How To Read A Food Label– for people with diabetes

Wondering how to read a food label. Once you get the hang of it, labels are easy to read because you don’t actually have to read the whole thing. There are just a few key pieces of information you need to find to help you understand how what’s inside  will affect your blood glucose. So, let’s  take alook at a typical label… The first thing you want to consider is the serving size. All the information  is based on this particular serving size. Servings per container is also listed at the top and that shows how many servings are in the whole bag, can or bottle. This is important, because the container is probably more than one serving. For example you’d probably eat this bag of chips in a single sitting but according to the label, the bag has three servings in it.

So if you’re going to eat the whole bag of chips and you want to know how many calories or carbs you are eating, you’ll have to multiply the number on the label by three. The calories are listed here and they’re important to keep an eye on as you’re planning meals and snacks.

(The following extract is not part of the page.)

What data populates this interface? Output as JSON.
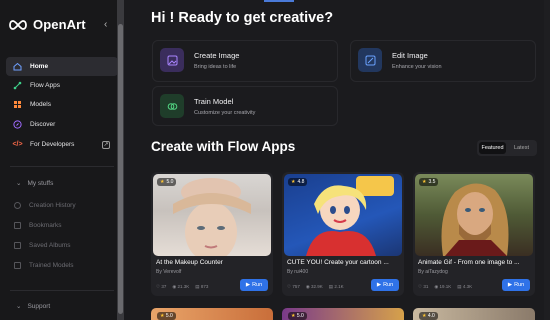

Here are some general calorie guidelines for people with diabetes. The most common mistake people with diabetes make when reading labels is to focus on the line labeled sugar, but that only tells part of the story. If you want to know how a food will actually affect your blood glucose, you need to look at the Total Carbohydrate count, right here.

That number includes the grams of sugar, and the higher the Total Carb count is, the more that food or drink will raise your blood glucose. In general, a woman shouldn’t have more than 45 grams of carbs in an entire meal and a man shouldn’t have more than 60 grams of carbs in a meal. Ask your doctor or diabetes educator what is right for you. Think of that number as your “carb budget” for the meal. In a lot of ways, it’s like a household budget—you only have so much money and you have to pay your rent, the light bill, the gas bill and so on. To budget your carbs, you need to look at each part of your meal.

Does your drink have carbs? Your main dish? Your dessert? Add them up. If you are over budget, reduce the serving size of some of your items, or substitute a lower carb item for one of the higher carb items. And that’s how to read a label. To wrap up, what you need to check on a label are the serving size, the calories and the carb count. The higher the Total Carbohydrate number, the more the food will raise your blood glucose. You can use your recommended carb budget to budget your carbs and lower the blood glucose impact of your meals. Thanks for watching—see you next time..

As found on Youtube

Peanut Butter and Diabetes?

 

Hello, I’m Ty Mason from TheDiabetesCouncil.com, researcher, writer and I have type 2 diabetes. Today I’m going to answer the question, is peanut butter good for diabetes. So who invented peanut butter? I bet you were going to say George Washington Carver right? Well, he did “invent” something similar to what we call peanut butter today. Marcellus Gilmore Edson was awarded U.S. Patent 306,727( for the production of peanut butter) in 1804.   Carver was merely 20 at the time. But possibly a little bit closer to which is something we use today was developed by Dr John Harvey Kellogg( yes, the cereal person) in 1895,  Then a St. Louis Doctor made a spread for this patients who needed protein but had difficulty chewing. This spread was first introduced at the St Louis World’s Fair in 1904. Regardless of who invented it, I really like peanut butter.

I personally am a Jif guy with all respect to the Skippy and other label devotees. Nutritionally peanut butter is a powerhouse. Two tablespoons of peanut butter contain approximately 12 grams of healthy poly- and monounsaturated fattens, and nearly 8 grams of protein. Peanut butter also contains no cholesterol. The carbohydrate contents of peanut butter is minimal, with less than 7 grams per serving.

The glycemic index of peanut butter is a extremely low-grade 14 which delivers the glycemic load to perfectly ZERO. Peanut butter will not elevate your blood sugar and it also helps regulate your blood sugar with all the amino battery-acids and proteins. When eaten with high-GI meat, peanut butter also helps lowering the spike of blood sugar after snacking. Carol S. Johnson, Ph.D ., guided a study at Arizona State University where researchers likened the blood-sugar levels of two snacks. One snack consisted of a buttered bagel and juice. The second snack substituted the butter with peanut butter which resulted in a minimal rise and fall of blood sugar, while the buttered bagel caused the level considerably more. So YES, peanut butter is very good for diabetes. Feed up! Merely be careful with the jelly!